Un jour, deux marchands qui passent par là, s’arrêtent devant sa boutique et s’assoient. Ils sont en pleine discussion. Un sujet les oppose. Pour rendre riche un homme pauvre, il suffit de lui donner de l’argent. L’un est d’accord, l’autre pas. Ils décident alors d’en avoir le cœur net. Ils vont choisir un homme pauvre, lui donner de l’argent et voir ce qui va se passer. Ali est connu pour être un homme de condition modeste donc les marchands ne vont pas plus loin et s’adressent à lui. Fortement étonné par leur démarche, le cordier a un mouvement de recul, se méfie et refuse. Mais les deux hommes lui expliquent que c’est un pari et qu’il doit accepter. Ali finit par accepter l’argent et au bout de six mois, les marchands repasseront pour voir comment a évolué sa situation.

Mais Ali ne va pas avoir beaucoup de chances et commence pour lui une série de catastrophes plus cocasses les unes que les autres. Alors quelle va être maintenant la vie de cet homme ?
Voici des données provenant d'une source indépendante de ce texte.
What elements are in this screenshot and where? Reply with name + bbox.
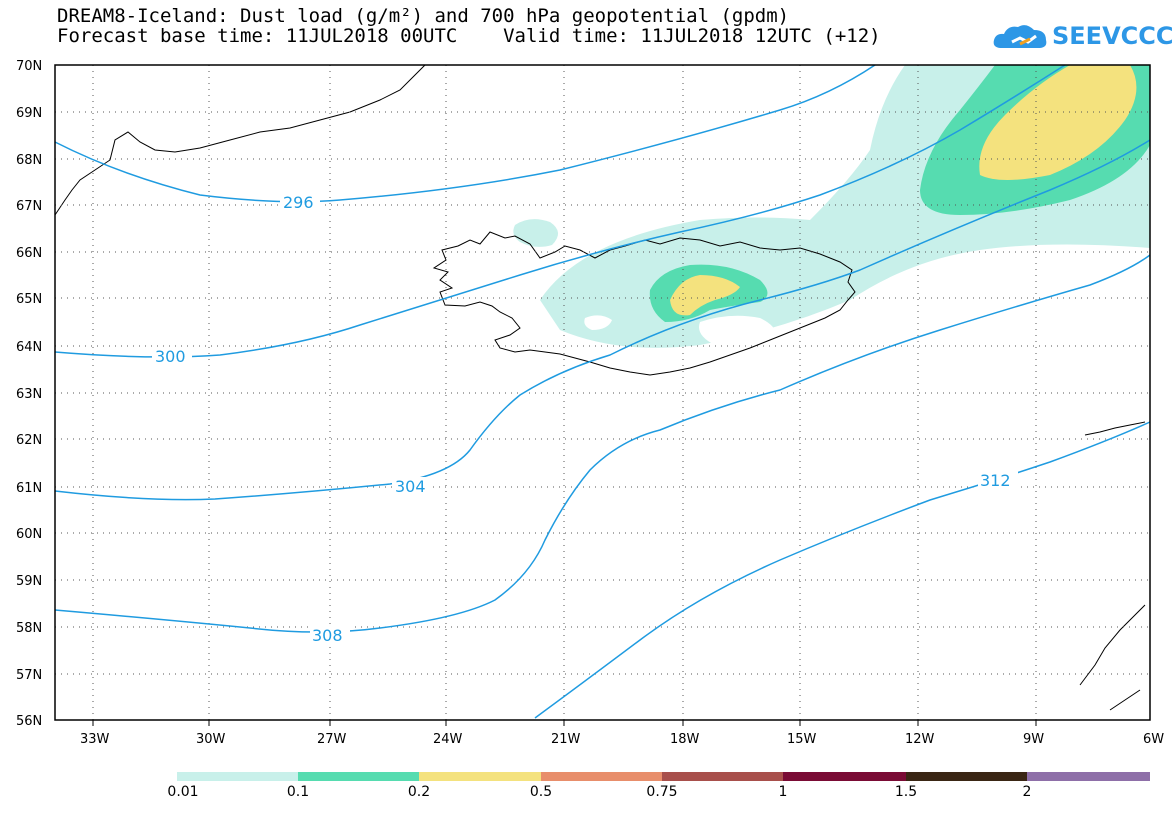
lat-label: 66N [16,246,42,261]
lat-label: 57N [16,668,42,683]
colorbar-label: 1 [778,784,788,800]
colorbar-label: 0.1 [286,784,310,800]
lat-label: 62N [16,433,42,448]
longitude-labels: 33W 30W 27W 24W 21W 18W 15W 12W 9W 6W [80,732,1164,747]
axis-ticks [92,720,1037,726]
lat-label: 67N [16,199,42,214]
dust-shading [513,65,1150,349]
lat-label: 69N [16,106,42,121]
colorbar-segment [298,772,419,781]
lat-label: 64N [16,340,42,355]
colorbar-label: 0.75 [646,784,678,800]
lat-label: 61N [16,481,42,496]
dust-level-0-2-iceland [670,275,740,316]
lon-label: 21W [551,732,581,747]
colorbar-segment [906,772,1027,781]
colorbar-segment [419,772,541,781]
lon-label: 9W [1023,732,1044,747]
logo-text: SEEVCCC [1052,22,1174,50]
lat-label: 70N [16,59,42,74]
lon-label: 18W [670,732,700,747]
colorbar-label: 2 [1022,784,1032,800]
cloud-icon [993,25,1047,48]
greenland-coastline [54,64,426,216]
contour-label-304: 304 [395,477,426,496]
lon-label: 33W [80,732,110,747]
contour-304 [54,139,1151,501]
map-subtitle: Forecast base time: 11JUL2018 00UTC Vali… [57,25,881,47]
graticule [55,65,1150,720]
contour-296 [54,64,876,203]
dust-clear-patch [699,315,776,349]
lon-label: 27W [317,732,347,747]
lat-label: 56N [16,714,42,729]
lat-label: 65N [16,292,42,307]
contour-label-312: 312 [980,471,1011,490]
contour-300 [54,64,1066,358]
contour-label-296: 296 [283,193,314,212]
lat-label: 59N [16,574,42,589]
iceland-coastline [432,231,856,376]
norway-coastline-north [1084,421,1146,436]
colorbar-label: 0.5 [529,784,553,800]
coastlines [54,64,1146,711]
lon-label: 15W [787,732,817,747]
lon-label: 6W [1143,732,1164,747]
colorbar-segment [783,772,906,781]
norway-coastline-south [1079,604,1146,711]
contour-label-308: 308 [312,626,343,645]
colorbar-label: 1.5 [894,784,918,800]
colorbar-segment [1027,772,1150,781]
lat-label: 68N [16,153,42,168]
latitude-labels: 70N 69N 68N 67N 66N 65N 64N 63N 62N 61N … [16,59,42,729]
lon-label: 30W [196,732,226,747]
lon-label: 24W [433,732,463,747]
lat-label: 60N [16,527,42,542]
lat-label: 63N [16,387,42,402]
lon-label: 12W [905,732,935,747]
colorbar-segment [177,772,298,781]
contour-labels: 296 300 304 308 312 [152,192,1018,645]
contour-label-300: 300 [155,347,186,366]
dust-level-0-01-west [513,219,559,247]
map-frame [54,64,1151,721]
dust-clear-patch-2 [584,315,612,330]
contour-312 [534,421,1151,719]
geopotential-contours [54,64,1151,719]
map-title: DREAM8-Iceland: Dust load (g/m²) and 700… [57,5,790,27]
lat-label: 58N [16,621,42,636]
colorbar-segment [541,772,662,781]
colorbar-label: 0.2 [407,784,431,800]
dust-level-0-2-ne [979,65,1137,180]
colorbar-segment [662,772,783,781]
colorbar-label: 0.01 [167,784,199,800]
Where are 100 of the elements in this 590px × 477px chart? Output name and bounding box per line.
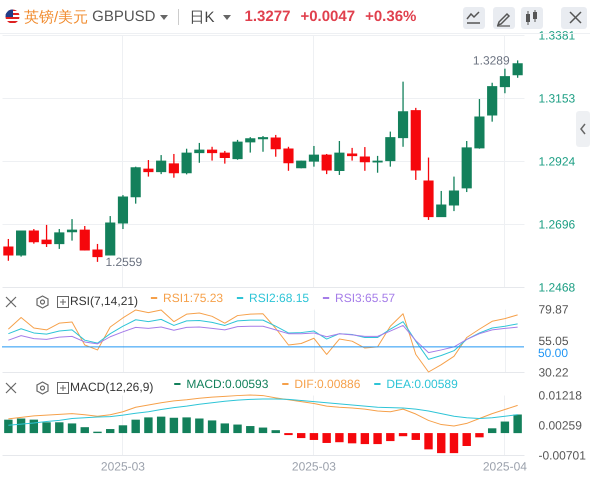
y-tick-label: 55.05	[538, 334, 569, 348]
candlestick	[220, 150, 230, 164]
y-tick-label: 79.87	[538, 302, 569, 316]
candlestick	[245, 136, 256, 154]
y-tick-label: 0.01218	[538, 388, 582, 402]
y-tick-label: 30.22	[538, 366, 569, 380]
candlestick	[385, 130, 396, 168]
bar	[55, 422, 64, 434]
candlestick	[3, 238, 14, 262]
candlestick	[168, 153, 179, 178]
chart-title: RSI(7,14,21)	[70, 294, 138, 308]
bar	[475, 433, 484, 438]
bar	[348, 433, 356, 444]
line-series	[8, 318, 518, 360]
bar	[42, 422, 51, 434]
bar	[16, 418, 26, 434]
bar	[30, 420, 38, 434]
bar	[246, 426, 254, 434]
bar	[373, 433, 382, 444]
legend-label: MACD:0.00593	[186, 377, 269, 391]
bar	[156, 416, 166, 434]
y-tick-label: 1.2696	[538, 218, 576, 232]
ref-line-label: 50.00	[538, 346, 568, 360]
bar	[462, 433, 471, 446]
x-tick-label: 2025-03	[292, 460, 336, 474]
bar	[322, 433, 331, 443]
candlestick	[182, 148, 192, 176]
candlestick	[66, 218, 78, 242]
bar	[220, 423, 230, 434]
bar	[386, 433, 395, 442]
bar	[272, 430, 280, 434]
bar	[424, 433, 433, 450]
bar	[310, 433, 318, 440]
candlestick	[80, 225, 90, 252]
y-tick-label: 1.2924	[538, 154, 576, 169]
bar	[182, 417, 191, 434]
x-tick-label: 2025-03	[100, 460, 146, 474]
x-tick-label: 2025-04	[482, 460, 528, 474]
bar	[68, 423, 76, 434]
candlestick	[156, 154, 166, 175]
bar	[131, 420, 140, 434]
candlestick	[360, 146, 370, 172]
bar	[118, 425, 128, 434]
candlestick	[500, 68, 510, 94]
bar	[208, 420, 216, 434]
candlestick	[41, 224, 52, 248]
bar	[296, 433, 306, 438]
candlestick	[54, 228, 64, 250]
bar	[258, 428, 268, 434]
y-tick-label: -0.00701	[538, 448, 586, 462]
bar	[106, 429, 114, 434]
annotation: 1.2559	[105, 254, 143, 269]
legend-label: RSI1:75.23	[163, 291, 224, 305]
legend-label: RSI2:68.15	[249, 291, 310, 305]
bar	[398, 433, 408, 436]
y-tick-label: 1.3153	[538, 91, 576, 106]
bar	[233, 424, 242, 434]
candlestick	[194, 142, 204, 164]
bar	[450, 433, 458, 454]
candlestick	[28, 228, 39, 244]
candlestick	[143, 159, 154, 178]
candlestick	[270, 134, 281, 158]
bar	[412, 433, 420, 440]
candlestick	[512, 60, 523, 78]
annotation: 1.3289	[472, 53, 510, 68]
bar	[360, 433, 370, 444]
candlestick	[322, 153, 332, 175]
chart-title: MACD(12,26,9)	[70, 380, 154, 394]
candlestick	[448, 176, 460, 212]
candlestick	[436, 190, 446, 218]
candlestick	[347, 147, 358, 162]
bar	[500, 422, 510, 434]
text: 1.3277	[244, 8, 290, 25]
bar	[80, 427, 89, 434]
text: 日K	[190, 8, 215, 27]
line-series	[8, 324, 518, 354]
chart-subtitle: GBPUSD	[92, 8, 156, 25]
text: +0.0047	[300, 8, 356, 25]
bar	[335, 433, 344, 442]
candlestick	[258, 135, 268, 152]
candlestick	[232, 139, 243, 160]
candlestick	[206, 146, 218, 162]
candlestick	[308, 145, 320, 168]
y-tick-label: 0.00259	[538, 418, 582, 432]
bar	[144, 417, 153, 434]
candlestick	[92, 243, 103, 263]
text: +0.36%	[365, 8, 416, 25]
line-series	[8, 309, 518, 372]
bar	[4, 420, 13, 434]
chart-title: 英镑/美元	[24, 8, 88, 27]
candlestick	[334, 140, 344, 176]
candlestick	[283, 146, 294, 172]
bar	[488, 428, 496, 434]
legend-label: RSI3:65.57	[335, 291, 396, 305]
bar	[437, 433, 446, 454]
y-tick-label: 1.2468	[538, 280, 576, 294]
bar	[195, 418, 204, 434]
legend-label: DEA:0.00589	[386, 377, 458, 391]
bar	[170, 418, 178, 434]
legend-label: DIF:0.00886	[294, 377, 361, 391]
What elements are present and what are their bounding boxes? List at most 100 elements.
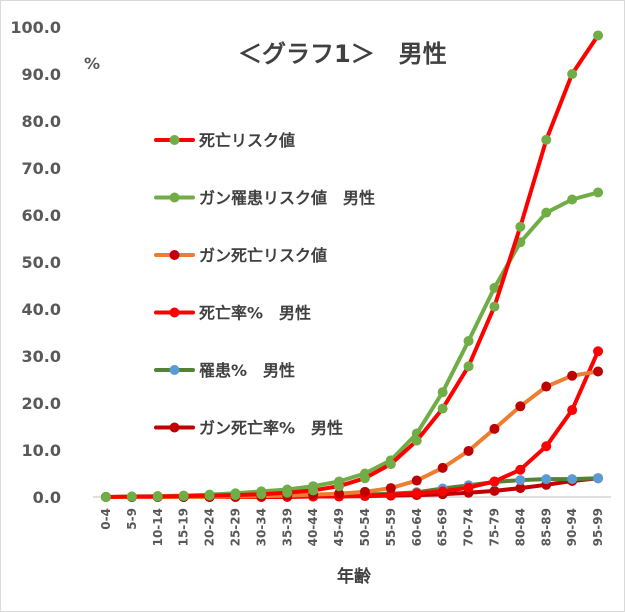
legend-label: ガン罹患リスク値 男性 xyxy=(199,189,375,208)
legend-item: 死亡リスク値 xyxy=(154,131,295,150)
data-point xyxy=(593,346,604,357)
y-tick-label: 10.0 xyxy=(22,441,61,460)
legend-item: ガン罹患リスク値 男性 xyxy=(154,189,375,208)
data-point xyxy=(100,492,111,502)
data-point xyxy=(489,282,500,293)
data-point xyxy=(359,473,370,484)
x-tick-label: 65-69 xyxy=(436,508,450,546)
data-point xyxy=(593,187,604,198)
data-point xyxy=(593,30,604,41)
data-point xyxy=(463,335,474,346)
series-line xyxy=(104,349,600,499)
legend-marker xyxy=(169,307,180,318)
y-tick-label: 100.0 xyxy=(10,18,61,37)
data-point xyxy=(437,403,448,414)
data-point xyxy=(359,486,370,497)
legend-label: ガン死亡リスク値 xyxy=(199,246,327,265)
data-point xyxy=(308,485,319,496)
data-point xyxy=(126,491,137,502)
x-axis-title: 年齢 xyxy=(337,566,372,587)
data-point xyxy=(515,483,526,494)
data-point xyxy=(178,491,189,502)
x-tick-label: 10-14 xyxy=(151,508,165,546)
x-tick-label: 35-39 xyxy=(280,508,294,546)
y-tick-label: 60.0 xyxy=(22,206,61,225)
data-point xyxy=(489,423,500,434)
y-tick-label: 50.0 xyxy=(22,253,61,272)
x-axis: 0-4 5-9 10-14 15-19 20-24 25-29 30-34 35-39 40-4… xyxy=(99,508,605,546)
data-point xyxy=(152,491,163,502)
y-tick-label: 70.0 xyxy=(22,159,61,178)
data-point xyxy=(567,474,578,485)
legend-label: 死亡リスク値 xyxy=(199,131,295,150)
data-point xyxy=(463,361,474,372)
data-point xyxy=(411,488,422,499)
data-point xyxy=(515,475,526,486)
x-tick-label: 90-94 xyxy=(565,508,579,546)
x-tick-label: 80-84 xyxy=(513,508,527,546)
data-point xyxy=(593,366,604,377)
data-point xyxy=(204,490,215,501)
x-tick-label: 25-29 xyxy=(228,508,242,546)
data-point xyxy=(385,483,396,494)
legend-marker xyxy=(169,250,180,260)
data-point xyxy=(515,464,526,475)
legend-label: ガン死亡率% 男性 xyxy=(199,419,343,438)
legend-marker xyxy=(169,422,180,433)
data-point xyxy=(385,459,396,470)
y-axis: 0.0 10.0 20.0 30.0 40.0 50.0 60.0 70.0 80.0 90.0 1… xyxy=(10,18,61,507)
data-point xyxy=(541,441,552,452)
legend-marker xyxy=(169,192,180,203)
series-2 xyxy=(100,187,604,502)
data-point xyxy=(593,473,604,484)
legend-label: 罹患% 男性 xyxy=(199,361,295,380)
legend-item: 死亡率% 男性 xyxy=(154,304,311,323)
x-tick-label: 30-34 xyxy=(254,508,268,546)
data-point xyxy=(567,370,578,381)
series-layer xyxy=(100,30,604,502)
data-point xyxy=(437,486,448,497)
legend-item: 罹患% 男性 xyxy=(154,361,295,380)
x-tick-label: 20-24 xyxy=(203,508,217,546)
x-tick-label: 70-74 xyxy=(462,508,476,546)
data-point xyxy=(489,485,500,496)
legend-marker xyxy=(169,135,180,145)
data-point xyxy=(541,134,552,145)
y-tick-label: 80.0 xyxy=(22,112,61,131)
x-tick-label: 60-64 xyxy=(410,508,424,546)
y-tick-label: 20.0 xyxy=(22,394,61,413)
y-tick-label: 0.0 xyxy=(33,488,61,507)
data-point xyxy=(437,387,448,398)
x-tick-label: 5-9 xyxy=(125,508,139,530)
data-point xyxy=(334,481,345,492)
data-point xyxy=(411,435,422,446)
data-point xyxy=(567,405,578,416)
x-tick-label: 45-49 xyxy=(332,508,346,546)
data-point xyxy=(515,221,526,232)
x-tick-label: 75-79 xyxy=(487,508,501,546)
data-point xyxy=(437,462,448,473)
chart-title: ＜グラフ1＞ 男性 xyxy=(238,40,447,68)
legend-marker xyxy=(169,365,180,375)
series-1 xyxy=(100,30,604,502)
data-point xyxy=(334,488,345,499)
x-tick-label: 0-4 xyxy=(99,508,113,530)
data-point xyxy=(489,476,500,487)
x-tick-label: 55-59 xyxy=(384,508,398,546)
data-point xyxy=(567,69,578,79)
y-tick-label: 90.0 xyxy=(22,65,61,84)
y-tick-label: 40.0 xyxy=(22,300,61,319)
x-tick-label: 85-89 xyxy=(539,508,553,546)
data-point xyxy=(256,489,267,500)
x-tick-label: 50-54 xyxy=(358,508,372,546)
data-point xyxy=(411,475,422,486)
data-point xyxy=(541,207,552,218)
y-tick-label: 30.0 xyxy=(22,347,61,366)
x-tick-label: 95-99 xyxy=(591,508,605,546)
data-point xyxy=(541,381,552,392)
data-point xyxy=(567,194,578,205)
data-point xyxy=(463,482,474,493)
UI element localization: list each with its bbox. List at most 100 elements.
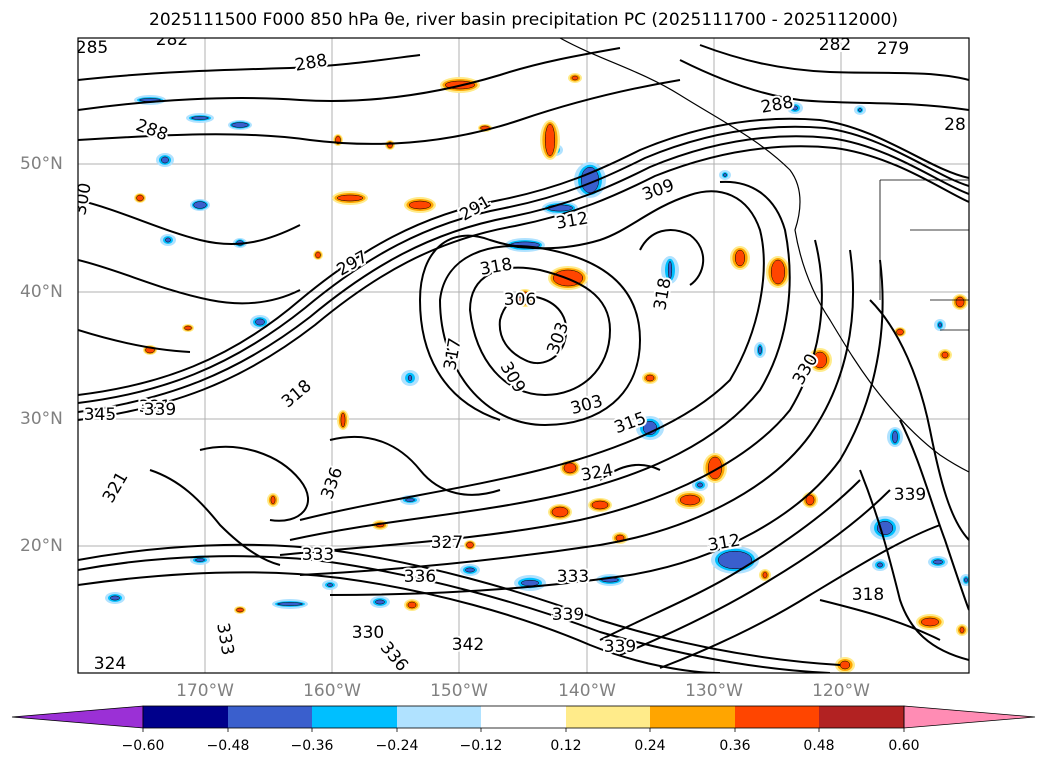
contour-label: 333 — [302, 545, 334, 565]
contour-label: 327 — [431, 533, 463, 553]
positive-pc-core — [466, 541, 474, 549]
negative-pc-core — [933, 559, 943, 565]
coastline-path — [559, 38, 969, 473]
positive-pc-core — [315, 251, 321, 259]
negative-pc-core — [667, 260, 673, 280]
positive-pc-core — [340, 412, 346, 428]
positive-pc-core — [805, 494, 815, 506]
negative-pc-core — [892, 430, 898, 444]
contour-label: 339 — [144, 400, 176, 420]
positive-pc-core — [941, 351, 949, 359]
positive-pc-core — [770, 259, 786, 285]
negative-pc-core — [161, 156, 169, 164]
colorbar-segment — [228, 706, 312, 728]
negative-pc-core — [195, 558, 205, 562]
coastline — [559, 38, 969, 473]
colorbar-segment — [397, 706, 481, 728]
theta-e-isoline — [438, 244, 642, 427]
positive-pc-core — [407, 601, 417, 609]
colorbar-tick-label: 0.60 — [888, 738, 920, 754]
contour-label: 324 — [94, 654, 126, 674]
negative-pc-core — [858, 108, 862, 112]
theta-e-isoline — [468, 266, 612, 397]
lon-label-120w: 120°W — [812, 681, 870, 701]
positive-pc-core — [959, 626, 965, 634]
theta-e-isoline — [599, 479, 861, 641]
theta-e-isoline — [78, 199, 301, 246]
theta-e-isoline — [299, 190, 765, 521]
colorbar-extend-low — [11, 705, 144, 729]
contour-label: 342 — [452, 635, 484, 655]
lat-label-20n: 20°N — [20, 536, 63, 556]
theta-e-isoline — [78, 555, 831, 673]
theta-e-isoline — [149, 469, 281, 566]
contour-label: 28 — [944, 115, 966, 135]
contour-label: 282 — [156, 30, 188, 50]
negative-pc-core — [193, 201, 207, 209]
positive-pc-core — [645, 374, 655, 382]
theta-e-isoline — [78, 571, 721, 673]
theta-e-isoline — [869, 299, 969, 541]
theta-e-isoline — [78, 117, 969, 396]
positive-pc-core — [270, 495, 276, 505]
theta-e-isoline — [279, 239, 823, 556]
theta-e-isoline — [619, 489, 891, 656]
theta-e-isoline — [78, 135, 969, 413]
theta-e-contours — [78, 44, 969, 673]
negative-pc-core — [964, 577, 968, 583]
positive-pc-core — [591, 500, 609, 510]
contour-label: 339 — [552, 605, 584, 625]
negative-pc-core — [520, 579, 540, 587]
positive-pc-core — [571, 75, 579, 81]
map-title: 2025111500 F000 850 hPa θe, river basin … — [149, 10, 898, 30]
colorbar-tick-label: −0.12 — [459, 738, 503, 754]
colorbar-segment — [735, 706, 819, 728]
theta-e-isoline — [199, 445, 310, 522]
contour-label: 321 — [139, 397, 171, 417]
positive-pc-core — [920, 617, 940, 627]
theta-e-isoline — [78, 54, 421, 81]
positive-pc-core — [236, 607, 244, 613]
negative-pc-core — [717, 550, 753, 570]
negative-pc-core — [255, 318, 265, 326]
positive-pc-core — [955, 296, 965, 308]
colorbar-segment — [650, 706, 735, 728]
theta-e-isoline — [699, 44, 969, 81]
colorbar-segment — [312, 706, 397, 728]
negative-pc-core — [697, 482, 703, 488]
theta-e-isoline — [819, 599, 941, 641]
colorbar-frame — [142, 705, 905, 729]
lat-label-40n: 40°N — [20, 282, 63, 302]
positive-pc-core — [544, 123, 556, 157]
theta-e-isoline — [329, 435, 501, 496]
theta-e-isoline — [639, 229, 705, 286]
positive-pc-core — [136, 194, 144, 202]
negative-pc-core — [110, 595, 120, 601]
contour-label: 336 — [404, 567, 436, 587]
colorbar-tick-label: 0.48 — [803, 738, 835, 754]
colorbar-tick-label: −0.24 — [375, 738, 419, 754]
negative-pc-core — [165, 237, 171, 243]
colorbar-extend-high — [903, 705, 1036, 729]
theta-e-isoline — [78, 259, 301, 305]
theta-e-isoline — [289, 180, 791, 541]
map-frame — [77, 37, 970, 674]
negative-pc-core — [277, 602, 303, 606]
graticule — [78, 38, 969, 673]
contour-label: 318 — [852, 585, 884, 605]
negative-pc-core — [465, 567, 475, 573]
positive-pc-core — [734, 249, 746, 267]
lon-label-150w: 150°W — [430, 681, 488, 701]
lon-label-170w: 170°W — [176, 681, 234, 701]
colorbar — [11, 705, 1036, 732]
negative-pc-core — [407, 374, 413, 382]
colorbar-tick-label: −0.48 — [206, 738, 250, 754]
negative-pc-core — [792, 105, 798, 111]
lon-label-140w: 140°W — [558, 681, 616, 701]
negative-pc-core — [191, 116, 209, 120]
theta-e-isoline — [899, 419, 969, 611]
negative-pc-core — [723, 173, 727, 177]
colorbar-segment — [566, 706, 650, 728]
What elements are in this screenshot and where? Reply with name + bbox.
Quelle chance ce manque de pot ! est un conte sur le rapport des hommes à l’argent. Je devrais dire plutôt certains hommes. L’argent est le symbole de pouvoir mais perd on pour autant les valeurs qui ont pu être les nôtres, les valeurs que nos parents nous ont inculquées ? Avoir de l’argent est-ce devenir mauvais et insensible ? Catherine Zarcate nous montre avec ce récit que la richesse ne détruit pas tout et que l’on peut rester généreux et simple. Ici, les hommes riches sont merveilleux et ne pensent qu’à faire le bien autour d’eux. Ce conte est rassurant et nous donne confiance en l’être humain.

A souligner les illustrations en noir et blanc qui accompagnement d’une belle façon le texte.